Jokowi hanya memaparkan perihal target makro ekonomi. Institute for Development of Economics and Finance (Indef) mengkritik tegas sikap pemerintah ini.
"Pemerintah bukan melakukan perlindungan sosial masyarakat yang terkena dampak, malah mengurangi, menghilangkan, menunda program sosial misal raskin beberapa saat, dan tertundanya program sosial akibat dari tertunda program pemerintah sendiri," Ekonom Indef Fadhli Hasan.
Ditambah dengan gejolak ekonomi sedah melemah dan dolar Amerika Serikat yang makin menguat keapda rupiah, diduga kesejahteraan malah bertambah. Pemerintah dituntut segera membenahi masalah ini agar tidak makin merosok.
Berikut tudingan bahwa era Jokowi-JK, Indonesia malah semakin jauh dari kesejahteraan:
Banyak pengangguran
Pemerintah Jokowi-JK punya pekerjaan rumah besar terkait jumlah pengangguran di Indonesia. Apalagi, dari 7 juta pengangguran, 60 persen usia muda. Undang-Undang Dasar 1945 Pasal 27 ayat 2 menyebutkan, seluruh warga negara Indonesia selayaknya dijamin haknya atas pekerjaan dan penghidupan yang layak bagi kemanusiaan.
Bicara soal tenaga kerja dan jumlah pengangguran di Indonesia, Wakil Ketua Umum Kamar Dagang dan Industri (Kadin) Indonesia Bidang Tenaga Kerja Benny Soetrisno melihat, strategi pembangunan ekonomi dan investasi di Indonesia ternyata belum mampu mengatasi masalah ini.
"Terkait masalah ini, karena Indonesia adalah negara yang perekonomiannya memiliki kelebihan tenaga kerja (labor surplus economic), sehingga pertumbuhan ekonomi tidak serta merta berdampak secara signifikan mengatasi pengangguran dan kemiskinan," ujarnya di Menara Kadin, Jakarta Selatan, Selasa (16/6).
Kemiskinan Naik
Tingkat kesejahteraan nasional mengalami penurunan. Ini akibat melesunya perekonomian dan anjloknya daya beli masyarakat.

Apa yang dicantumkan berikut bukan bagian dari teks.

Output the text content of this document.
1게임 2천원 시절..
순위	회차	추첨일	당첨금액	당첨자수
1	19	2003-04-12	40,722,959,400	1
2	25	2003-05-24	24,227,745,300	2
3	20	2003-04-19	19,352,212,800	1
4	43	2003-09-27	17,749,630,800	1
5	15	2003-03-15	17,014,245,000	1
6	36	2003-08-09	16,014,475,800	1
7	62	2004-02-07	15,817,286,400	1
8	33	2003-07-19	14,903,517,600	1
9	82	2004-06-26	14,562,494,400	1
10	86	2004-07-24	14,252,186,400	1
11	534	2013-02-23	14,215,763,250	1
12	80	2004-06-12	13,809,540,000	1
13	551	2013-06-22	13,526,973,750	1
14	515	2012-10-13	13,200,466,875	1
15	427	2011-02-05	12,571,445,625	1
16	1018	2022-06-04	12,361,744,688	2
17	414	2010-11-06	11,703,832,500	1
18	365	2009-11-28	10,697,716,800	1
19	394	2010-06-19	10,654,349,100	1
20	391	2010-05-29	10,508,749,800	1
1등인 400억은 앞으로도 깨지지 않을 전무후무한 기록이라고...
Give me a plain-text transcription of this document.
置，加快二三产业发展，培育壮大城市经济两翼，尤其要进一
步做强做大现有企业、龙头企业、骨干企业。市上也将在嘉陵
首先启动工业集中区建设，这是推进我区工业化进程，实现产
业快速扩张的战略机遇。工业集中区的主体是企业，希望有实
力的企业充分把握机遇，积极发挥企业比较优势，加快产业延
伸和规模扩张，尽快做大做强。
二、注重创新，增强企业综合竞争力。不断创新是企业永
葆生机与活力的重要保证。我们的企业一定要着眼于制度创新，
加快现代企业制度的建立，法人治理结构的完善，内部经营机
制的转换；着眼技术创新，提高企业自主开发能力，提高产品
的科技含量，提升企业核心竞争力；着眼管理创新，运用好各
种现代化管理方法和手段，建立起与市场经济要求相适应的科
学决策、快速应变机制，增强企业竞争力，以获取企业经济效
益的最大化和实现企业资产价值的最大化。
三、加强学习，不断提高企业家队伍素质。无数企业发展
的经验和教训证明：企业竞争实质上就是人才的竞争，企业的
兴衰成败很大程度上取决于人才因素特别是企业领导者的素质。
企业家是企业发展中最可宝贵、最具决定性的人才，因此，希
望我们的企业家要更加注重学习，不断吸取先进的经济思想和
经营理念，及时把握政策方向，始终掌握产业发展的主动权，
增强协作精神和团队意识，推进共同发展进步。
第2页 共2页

Hal tersebut diungkapkan Ekonom Institute for Development of Economics and Finance (Indef) Fadhil Hasan dalam konferensi pers, Jakarta, Senin (24/8). Dengan menggunakan metoda mirip Badan Pusat Statistik (BPS), tingkat kemiskinan, Maret 2014-Maret 2015, diperkirakan meningkat dari 10,96 persen menjadi 11,5 persen.
"Di periode yang sama tingkat pengangguran meningkat dari 7 persen menjadi 7,5 persen," tuturnya. "Upah buruh tani , upah buruh industri mengalami penurunan 3,5 persen triwulan ke triwulan."
Tak hanya itu, ketimpangan pendapatan atau rasio gini juga meningkat dari 0,41 menjadi 0,42 persen. "Itu beberapa indikator tingkat kesejahteraan yang kami estimasi dan dikatakan memburuk dalam satu tahun," tandasnya.
Data kemiskinan & pengangguran disembunyikan
Institute for Development of Economics and Finance (Indef) mempertanyakan tak disertakannya indikator tingkat kesejahteraan masyarakat dalam pidato Presiden Joko Widodo saat menyerahkan laporan nota keuangan di Gedung Parlemen beberapa waktu lalu.
"Selain target-target makro ekonomi, seharusnya disampaikan pula target tingkat kemiskinan dan pengangguran harus berapa persen. Kita menjadi aneh mengapa ini tidak juga disinggung di pidato Presiden," ujar Ekonom Indef Fadhli Hasan saat konferensi pers di Kantor Indef, Pasar Minggu, Jakarta Selatan, Senin (24/8).
Dia curiga, ini berhubungan langsung dengan tidak dirilisnya data mengenai tingkat kesejahteraan masyarakat baik angka pengangguran dan kemiskinan yang biasa dipaparkan Badan Pusat Statistik (BPS) tiap Juli. Data yang dipaparkan BPS pada bulan Juli merupakan hasil analisa dan penelitian yang dilakukan pada Maret.
"Kemudian hasilnya diumumkan BPS pada Juni, Juli atau Agustus. Karena itu akan menjadi bahan pidato Presiden di DPR. Nah, tahun ini pengecualian. BPS belum menyampaikan kepada publik tentang perkembangan data itu. Apakah ini ditunda atau disembunyikan atau menunggu persetujuan pemerintah," tudingnya.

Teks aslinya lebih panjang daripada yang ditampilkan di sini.